You dissolve 8.65 grams of lead(II) nitrate in water, and then you add 2.50 grams of aluminum. This reaction occurs: 2Al(s) + 3Pb(NO3)2(aq) → 3Pb(s) + 2Al(NO3)3(aq). What’s the theoretical yield of solid lead? Use the ideal gas resource and the periodic table. A. 5.41 g B. 11.2 g C. 19.2 g D. 28.8 g Reset

Answer 1

Answer: A. 5.41

Explanation:

To calculate the moles :

$\text{Moles of solute}=\frac{\text{given mass}}{\text{Molar Mass}}$    

$\text{Moles of} Al=\frac{2.50g}{27g/mol}=0.0926moles$

$\text{Moles of} Pb(NO_3)_2=\frac{8.65g}{331g/mol}=0.0261moles$

$2Al(s)+3Pb(NO_3)_2(aq)\rightarrow 3Pb(s)+2Al(NO_3)_3(aq)$  

According to stoichiometry :

3 moles of $Pb(NO_3)_2$ require  = 2 moles of $Al$  

Thus 0.0261 moles of $Pb(NO_3)_2$ will require=$\frac{2}{3}\times 0.0261=0.0174moles$  of $Al$

Thus $Pb(NO_3)_2$ is the limiting reagent as it limits the formation of product and $Al$ is the excess reagent.

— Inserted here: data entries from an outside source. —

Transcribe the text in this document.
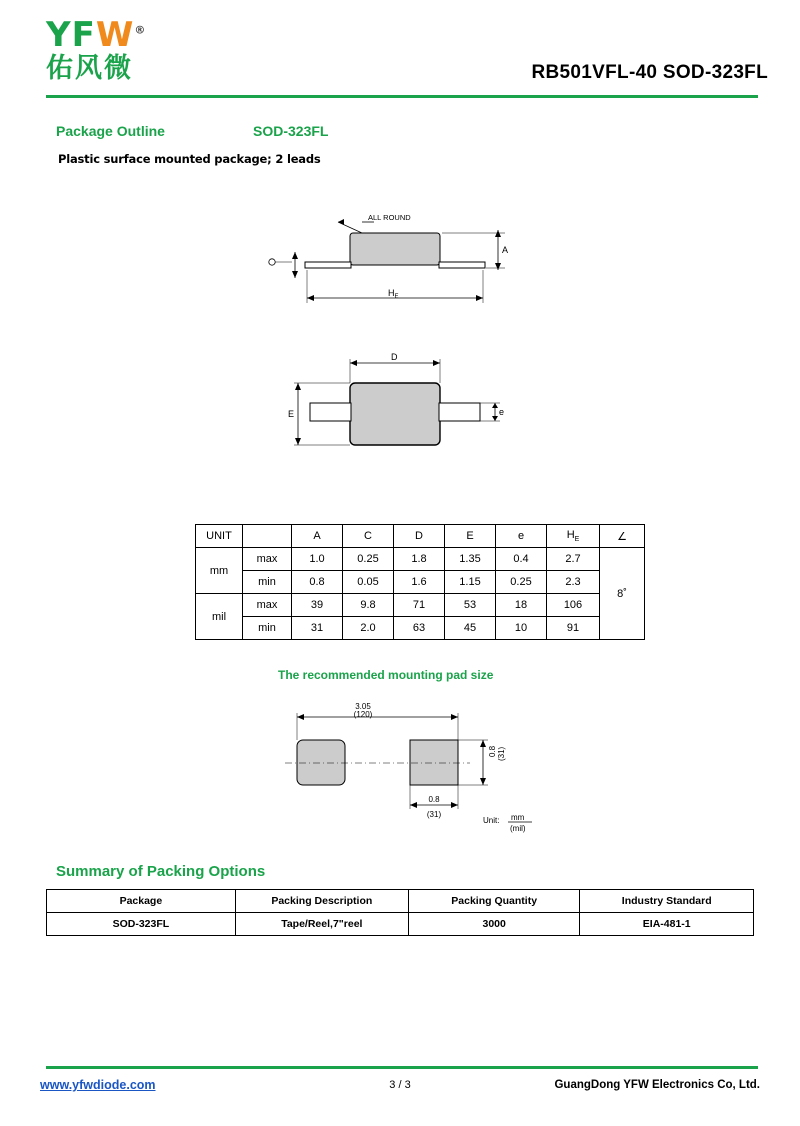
YFW®
佑风微	RB501VFL-40 SOD-323FL
Package Outline	SOD-323FL
Plastic surface mounted package; 2 leads
ALL ROUND
A
$H_E$
D
E	e
UNIT		A	C	D	E	e	$H_E$	∠
mm	max	1.0	0.25	1.8	1.35	0.4	2.7	8˚
	min	0.8	0.05	1.6	1.15	0.25	2.3	
mil	max	39	9.8	71	53	18	106	
	min	31	2.0	63	45	10	91	
The recommended mounting pad size
3.05
(120)
0.8 (31)
0.8
(31)
Unit: mm
(mil)
Summary of Packing Options
Package	Packing Description	Packing Quantity	Industry Standard
SOD-323FL	Tape/Reel,7"reel	3000	EIA-481-1
www.yfwdiode.com	3 / 3	GuangDong YFW Electronics Co, Ltd.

As 3 moles of $Pb(NO_3)_2$ give = 3 moles of $Pb$

Thus 0.0261 moles of $Pb(NO_3)_2$ give =$\frac{3}{3}\times 0.0261=0.0261 moles$  of $Pb$

Mass of $Pb=moles\times {\text {Molar mass}}=0.0261moles\times 207g/mol=5.41g$

Thus 5.41 g of solid lead will be produced from the given masses of both reactants.